Elected as a Republican a Delegate to the Fifty-eighth and Fifty-ninth Congresses, McGuire served from March 4, 1903, to March 3, 1907. As a Territorial representative he could not vote. However, he could participate in the debates. When Congress took up the issue of statehood for the twin territories, the Democrats were adamantly in favor of creating two states: Sequoyah for Indian Territory and Oklahoma for the western part. Republicans favored a single state that would be called Oklahoma. Although Congress was closely divided, the Republican president Theodore Roosevelt was so opposed to the two-state solution, he promised to veto any legislation that came to his desk with that option. McGuire realized that if the Democrats got their way, then no state would be created in the foreseeable future. Historian Thoburn wrote that McGuire proved so capable in moving the Democrats to back down on their two-state position that Congress passed the Oklahoma Enabling Act which the President signed, even though grudgingly.
He was then elected as a Representative to the Sixtieth and to the three succeeding Congresses and served from November 16, 1907, when Oklahoma was admitted as a State into the Union, until March 3, 1915. He served as chairman of the Committee on Expenditures in the Department of the Interior.
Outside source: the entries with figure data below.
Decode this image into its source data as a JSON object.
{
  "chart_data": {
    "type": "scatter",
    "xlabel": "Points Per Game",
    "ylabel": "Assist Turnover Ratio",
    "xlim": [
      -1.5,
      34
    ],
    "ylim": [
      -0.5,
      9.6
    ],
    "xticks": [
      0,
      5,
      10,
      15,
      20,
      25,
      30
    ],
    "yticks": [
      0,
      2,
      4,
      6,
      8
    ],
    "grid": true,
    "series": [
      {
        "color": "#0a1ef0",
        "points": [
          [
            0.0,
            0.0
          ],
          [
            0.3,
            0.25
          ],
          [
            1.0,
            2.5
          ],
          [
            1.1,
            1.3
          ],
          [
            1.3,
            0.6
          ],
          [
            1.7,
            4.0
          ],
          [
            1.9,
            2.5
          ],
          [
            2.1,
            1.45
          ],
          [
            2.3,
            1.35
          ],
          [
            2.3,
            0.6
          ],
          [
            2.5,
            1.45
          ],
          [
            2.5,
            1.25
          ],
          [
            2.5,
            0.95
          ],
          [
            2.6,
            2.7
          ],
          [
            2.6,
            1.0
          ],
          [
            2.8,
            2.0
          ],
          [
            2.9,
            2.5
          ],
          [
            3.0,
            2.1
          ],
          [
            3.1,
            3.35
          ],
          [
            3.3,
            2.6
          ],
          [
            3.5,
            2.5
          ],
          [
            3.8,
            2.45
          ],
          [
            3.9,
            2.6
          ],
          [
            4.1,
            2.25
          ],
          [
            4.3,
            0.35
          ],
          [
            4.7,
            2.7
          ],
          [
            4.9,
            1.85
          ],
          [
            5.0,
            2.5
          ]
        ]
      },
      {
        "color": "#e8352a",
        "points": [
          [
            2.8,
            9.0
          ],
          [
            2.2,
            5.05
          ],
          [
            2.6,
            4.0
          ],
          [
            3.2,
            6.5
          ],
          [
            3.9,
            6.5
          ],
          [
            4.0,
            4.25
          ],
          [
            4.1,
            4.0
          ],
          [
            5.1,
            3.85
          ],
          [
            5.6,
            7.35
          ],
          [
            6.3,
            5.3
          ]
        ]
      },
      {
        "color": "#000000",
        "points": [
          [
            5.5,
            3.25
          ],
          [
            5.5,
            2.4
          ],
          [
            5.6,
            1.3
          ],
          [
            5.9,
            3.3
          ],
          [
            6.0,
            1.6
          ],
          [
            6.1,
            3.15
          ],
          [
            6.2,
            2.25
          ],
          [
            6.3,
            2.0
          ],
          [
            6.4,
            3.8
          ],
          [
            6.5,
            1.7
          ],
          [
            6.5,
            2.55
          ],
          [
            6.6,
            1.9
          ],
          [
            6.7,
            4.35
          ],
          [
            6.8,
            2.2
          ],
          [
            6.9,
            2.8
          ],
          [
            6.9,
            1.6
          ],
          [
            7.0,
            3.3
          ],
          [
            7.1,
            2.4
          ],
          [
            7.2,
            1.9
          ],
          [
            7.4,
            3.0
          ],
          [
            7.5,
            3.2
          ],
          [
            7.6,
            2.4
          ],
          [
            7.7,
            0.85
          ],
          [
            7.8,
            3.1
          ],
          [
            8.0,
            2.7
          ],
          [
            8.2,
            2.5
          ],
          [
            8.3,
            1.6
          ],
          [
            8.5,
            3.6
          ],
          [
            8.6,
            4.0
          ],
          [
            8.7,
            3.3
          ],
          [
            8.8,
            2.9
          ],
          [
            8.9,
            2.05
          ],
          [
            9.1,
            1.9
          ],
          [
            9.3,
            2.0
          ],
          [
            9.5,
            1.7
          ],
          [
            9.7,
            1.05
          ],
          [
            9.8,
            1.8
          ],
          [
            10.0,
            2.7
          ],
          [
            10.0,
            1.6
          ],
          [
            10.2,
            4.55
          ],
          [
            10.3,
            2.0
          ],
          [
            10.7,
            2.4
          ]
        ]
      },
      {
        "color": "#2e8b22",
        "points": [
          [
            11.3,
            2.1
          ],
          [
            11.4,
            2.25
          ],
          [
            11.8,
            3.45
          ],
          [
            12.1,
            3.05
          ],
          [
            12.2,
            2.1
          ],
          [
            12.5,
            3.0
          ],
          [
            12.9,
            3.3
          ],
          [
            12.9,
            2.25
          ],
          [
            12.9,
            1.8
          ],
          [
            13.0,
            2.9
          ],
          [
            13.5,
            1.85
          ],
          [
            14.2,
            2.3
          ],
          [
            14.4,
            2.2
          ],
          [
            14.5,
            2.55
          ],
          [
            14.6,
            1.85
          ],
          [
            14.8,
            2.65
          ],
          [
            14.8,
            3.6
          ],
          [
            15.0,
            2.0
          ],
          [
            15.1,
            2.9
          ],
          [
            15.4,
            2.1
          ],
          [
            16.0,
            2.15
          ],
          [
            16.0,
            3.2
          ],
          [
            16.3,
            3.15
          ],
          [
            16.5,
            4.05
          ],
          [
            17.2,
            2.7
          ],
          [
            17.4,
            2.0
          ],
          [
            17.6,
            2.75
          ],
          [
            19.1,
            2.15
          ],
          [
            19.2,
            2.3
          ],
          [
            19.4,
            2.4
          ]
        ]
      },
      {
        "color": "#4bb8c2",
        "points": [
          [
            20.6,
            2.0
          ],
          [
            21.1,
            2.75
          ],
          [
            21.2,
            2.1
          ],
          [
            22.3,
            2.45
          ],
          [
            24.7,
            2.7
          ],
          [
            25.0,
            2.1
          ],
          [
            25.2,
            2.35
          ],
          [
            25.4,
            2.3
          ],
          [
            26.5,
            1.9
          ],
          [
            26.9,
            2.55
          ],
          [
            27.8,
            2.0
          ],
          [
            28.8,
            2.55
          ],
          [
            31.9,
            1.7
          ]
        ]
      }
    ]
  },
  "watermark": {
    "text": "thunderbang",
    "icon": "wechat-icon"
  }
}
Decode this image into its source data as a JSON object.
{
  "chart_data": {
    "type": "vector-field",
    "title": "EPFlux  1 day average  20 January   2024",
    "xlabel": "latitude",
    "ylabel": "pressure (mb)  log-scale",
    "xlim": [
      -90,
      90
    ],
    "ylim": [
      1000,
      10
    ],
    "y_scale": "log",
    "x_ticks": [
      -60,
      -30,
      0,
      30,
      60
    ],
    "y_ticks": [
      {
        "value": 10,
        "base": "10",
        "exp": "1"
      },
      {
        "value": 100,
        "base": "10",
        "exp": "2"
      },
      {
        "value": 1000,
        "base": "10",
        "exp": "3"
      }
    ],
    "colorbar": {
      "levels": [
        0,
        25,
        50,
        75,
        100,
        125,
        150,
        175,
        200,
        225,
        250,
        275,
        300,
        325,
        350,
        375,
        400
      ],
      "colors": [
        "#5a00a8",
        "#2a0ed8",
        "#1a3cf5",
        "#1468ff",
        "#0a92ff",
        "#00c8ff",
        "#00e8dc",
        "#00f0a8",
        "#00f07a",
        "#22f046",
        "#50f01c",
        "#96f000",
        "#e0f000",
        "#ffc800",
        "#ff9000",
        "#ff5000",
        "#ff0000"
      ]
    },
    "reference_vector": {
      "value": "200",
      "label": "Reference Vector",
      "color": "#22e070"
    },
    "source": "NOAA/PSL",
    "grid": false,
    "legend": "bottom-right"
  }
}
He was not a candidate for renomination in 1914 to the Sixty-fourth Congress.
He married Ruby Ridgeway of Kansas City, Missouri on June 2, 1911. When his term expired in 1915, he moved his residence from Pawnee to Tulsa, where he resumed his law practice until his death. McGuire also owned and operated a large ranch near Bartlesville, Oklahoma.

Death

McGuire died in Tulsa, Tulsa County, Oklahoma, on November 9, 1930. He is interred at Memorial Park Cemetery, in Tulsa, Oklahoma.